Market Watch is reporting that layoffs are extremely low thanks to the tightest labor market in decades. New jobless claims have totaled fewer than 200,000 in 10 of the past 11 weeks – the lowest level since 1968.
So it looks like this is a great time for workers. The U.S. has a record number of job openings, and not enough workers to fill those jobs. This is further complicated by workers leaving one job for another that is paying higher wages with better working confitions.

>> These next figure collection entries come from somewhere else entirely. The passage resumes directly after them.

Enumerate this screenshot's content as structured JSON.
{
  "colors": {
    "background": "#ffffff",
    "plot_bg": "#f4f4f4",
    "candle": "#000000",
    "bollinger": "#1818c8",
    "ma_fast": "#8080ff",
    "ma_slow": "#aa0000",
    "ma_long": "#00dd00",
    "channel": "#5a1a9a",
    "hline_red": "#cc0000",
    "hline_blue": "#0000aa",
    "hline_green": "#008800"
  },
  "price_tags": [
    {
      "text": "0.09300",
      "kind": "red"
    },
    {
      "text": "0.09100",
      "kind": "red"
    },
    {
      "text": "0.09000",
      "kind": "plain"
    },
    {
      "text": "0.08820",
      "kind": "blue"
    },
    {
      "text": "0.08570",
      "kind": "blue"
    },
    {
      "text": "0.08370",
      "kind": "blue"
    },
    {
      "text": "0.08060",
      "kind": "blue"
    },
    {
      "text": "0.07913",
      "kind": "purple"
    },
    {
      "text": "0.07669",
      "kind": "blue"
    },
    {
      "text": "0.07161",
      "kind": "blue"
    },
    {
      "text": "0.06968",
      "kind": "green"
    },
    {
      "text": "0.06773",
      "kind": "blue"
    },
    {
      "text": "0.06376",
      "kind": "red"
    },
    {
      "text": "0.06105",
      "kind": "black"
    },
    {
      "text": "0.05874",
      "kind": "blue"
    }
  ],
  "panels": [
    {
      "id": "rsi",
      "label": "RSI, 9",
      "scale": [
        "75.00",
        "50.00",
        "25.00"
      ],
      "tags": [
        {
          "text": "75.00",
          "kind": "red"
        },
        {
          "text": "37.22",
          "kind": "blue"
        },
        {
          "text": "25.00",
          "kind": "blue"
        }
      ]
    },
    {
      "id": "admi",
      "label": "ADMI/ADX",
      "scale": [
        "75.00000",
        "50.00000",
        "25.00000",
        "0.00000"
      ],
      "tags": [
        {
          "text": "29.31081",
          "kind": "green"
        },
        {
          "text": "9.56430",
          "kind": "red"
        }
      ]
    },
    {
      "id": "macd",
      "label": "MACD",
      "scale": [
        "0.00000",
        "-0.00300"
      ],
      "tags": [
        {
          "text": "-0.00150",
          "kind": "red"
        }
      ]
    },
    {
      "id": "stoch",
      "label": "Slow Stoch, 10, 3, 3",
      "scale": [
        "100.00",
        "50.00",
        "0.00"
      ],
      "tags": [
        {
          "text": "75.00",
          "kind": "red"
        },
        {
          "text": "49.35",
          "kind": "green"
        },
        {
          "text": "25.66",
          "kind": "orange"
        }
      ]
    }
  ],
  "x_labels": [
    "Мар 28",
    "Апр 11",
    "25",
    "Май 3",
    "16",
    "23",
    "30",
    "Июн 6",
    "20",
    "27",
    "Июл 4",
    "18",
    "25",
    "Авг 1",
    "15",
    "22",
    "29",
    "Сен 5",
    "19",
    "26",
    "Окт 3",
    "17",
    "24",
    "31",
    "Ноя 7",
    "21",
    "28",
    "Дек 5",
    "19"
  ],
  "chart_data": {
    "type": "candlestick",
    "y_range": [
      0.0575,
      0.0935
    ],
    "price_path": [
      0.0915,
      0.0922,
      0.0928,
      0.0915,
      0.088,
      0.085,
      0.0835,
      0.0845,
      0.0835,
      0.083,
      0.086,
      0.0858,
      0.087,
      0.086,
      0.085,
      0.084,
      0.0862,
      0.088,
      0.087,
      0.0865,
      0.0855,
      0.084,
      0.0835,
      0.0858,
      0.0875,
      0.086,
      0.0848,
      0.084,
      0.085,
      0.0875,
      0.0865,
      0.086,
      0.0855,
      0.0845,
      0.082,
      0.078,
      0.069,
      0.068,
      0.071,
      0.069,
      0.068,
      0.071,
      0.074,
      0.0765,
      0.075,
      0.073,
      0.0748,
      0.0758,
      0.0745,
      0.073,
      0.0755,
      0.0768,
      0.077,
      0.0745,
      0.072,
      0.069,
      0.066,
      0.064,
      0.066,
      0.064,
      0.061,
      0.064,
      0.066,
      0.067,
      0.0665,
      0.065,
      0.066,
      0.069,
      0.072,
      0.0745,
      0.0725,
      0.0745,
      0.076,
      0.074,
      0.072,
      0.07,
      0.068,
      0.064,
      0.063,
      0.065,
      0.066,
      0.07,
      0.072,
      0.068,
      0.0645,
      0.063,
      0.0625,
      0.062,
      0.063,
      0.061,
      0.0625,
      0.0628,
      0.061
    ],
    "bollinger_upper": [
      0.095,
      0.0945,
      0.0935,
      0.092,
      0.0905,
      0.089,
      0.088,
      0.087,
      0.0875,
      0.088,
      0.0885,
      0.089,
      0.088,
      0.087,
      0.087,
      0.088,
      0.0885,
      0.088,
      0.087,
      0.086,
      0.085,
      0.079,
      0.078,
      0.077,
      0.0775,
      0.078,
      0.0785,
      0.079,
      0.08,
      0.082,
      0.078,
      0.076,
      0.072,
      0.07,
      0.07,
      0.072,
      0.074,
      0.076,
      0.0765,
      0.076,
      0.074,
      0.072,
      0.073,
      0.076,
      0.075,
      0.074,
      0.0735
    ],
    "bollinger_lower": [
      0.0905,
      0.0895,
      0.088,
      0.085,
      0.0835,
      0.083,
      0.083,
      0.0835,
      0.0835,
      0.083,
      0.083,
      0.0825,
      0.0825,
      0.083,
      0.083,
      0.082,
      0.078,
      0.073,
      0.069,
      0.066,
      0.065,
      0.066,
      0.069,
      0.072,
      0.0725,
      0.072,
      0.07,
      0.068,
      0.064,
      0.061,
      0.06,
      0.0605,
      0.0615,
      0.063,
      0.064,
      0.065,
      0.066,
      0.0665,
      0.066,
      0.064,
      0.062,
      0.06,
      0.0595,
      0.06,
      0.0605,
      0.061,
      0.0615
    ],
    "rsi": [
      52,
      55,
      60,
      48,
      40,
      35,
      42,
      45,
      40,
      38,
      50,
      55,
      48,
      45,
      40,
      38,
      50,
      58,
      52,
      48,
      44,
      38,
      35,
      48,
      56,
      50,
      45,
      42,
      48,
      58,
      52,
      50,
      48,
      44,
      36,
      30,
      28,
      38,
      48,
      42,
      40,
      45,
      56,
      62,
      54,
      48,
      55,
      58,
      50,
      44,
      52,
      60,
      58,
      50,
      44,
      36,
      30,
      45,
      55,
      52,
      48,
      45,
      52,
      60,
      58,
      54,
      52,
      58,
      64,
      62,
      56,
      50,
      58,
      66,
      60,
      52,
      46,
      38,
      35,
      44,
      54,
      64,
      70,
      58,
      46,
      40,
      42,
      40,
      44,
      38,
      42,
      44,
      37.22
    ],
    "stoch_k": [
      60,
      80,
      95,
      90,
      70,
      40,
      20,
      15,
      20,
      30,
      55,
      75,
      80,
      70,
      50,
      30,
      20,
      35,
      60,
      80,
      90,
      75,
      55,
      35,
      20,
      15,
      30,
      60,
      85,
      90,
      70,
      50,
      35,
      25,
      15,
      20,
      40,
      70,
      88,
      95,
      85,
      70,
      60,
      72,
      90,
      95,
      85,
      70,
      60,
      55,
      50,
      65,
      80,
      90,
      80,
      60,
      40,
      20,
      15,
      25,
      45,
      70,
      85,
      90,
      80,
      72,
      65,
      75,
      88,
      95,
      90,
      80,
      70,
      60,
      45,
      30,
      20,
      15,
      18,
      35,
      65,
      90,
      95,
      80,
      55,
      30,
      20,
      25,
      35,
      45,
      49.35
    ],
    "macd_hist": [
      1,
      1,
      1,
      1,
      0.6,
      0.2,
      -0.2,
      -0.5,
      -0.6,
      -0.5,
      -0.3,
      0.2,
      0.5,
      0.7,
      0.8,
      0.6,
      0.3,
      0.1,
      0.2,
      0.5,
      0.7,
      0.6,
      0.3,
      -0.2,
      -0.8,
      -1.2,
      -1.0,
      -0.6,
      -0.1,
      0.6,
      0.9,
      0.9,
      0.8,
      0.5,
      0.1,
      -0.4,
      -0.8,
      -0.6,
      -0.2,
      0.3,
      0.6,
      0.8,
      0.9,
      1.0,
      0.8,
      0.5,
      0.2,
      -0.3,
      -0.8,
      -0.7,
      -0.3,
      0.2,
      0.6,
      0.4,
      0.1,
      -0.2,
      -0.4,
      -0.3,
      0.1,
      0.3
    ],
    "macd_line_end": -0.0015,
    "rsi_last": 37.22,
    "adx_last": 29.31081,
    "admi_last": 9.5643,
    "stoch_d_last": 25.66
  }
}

In 2021, employers added a record 6.7 million jobs, and they’ve added an average of 560,000 more each month so far in 2022. The unemployment rate, which soared to 14.7 percent in April 2020 in the depths of the COVID-19 recession, is now just 3.6 percent, barely above the lowest point in 50 years. And there is a record proportion of 1.7 job openings for every unemployed American.
However, rising prices are robbing Americans of the benefits of higher wages, creating the highest consumer inflation in 40 years, according to the Associated Press.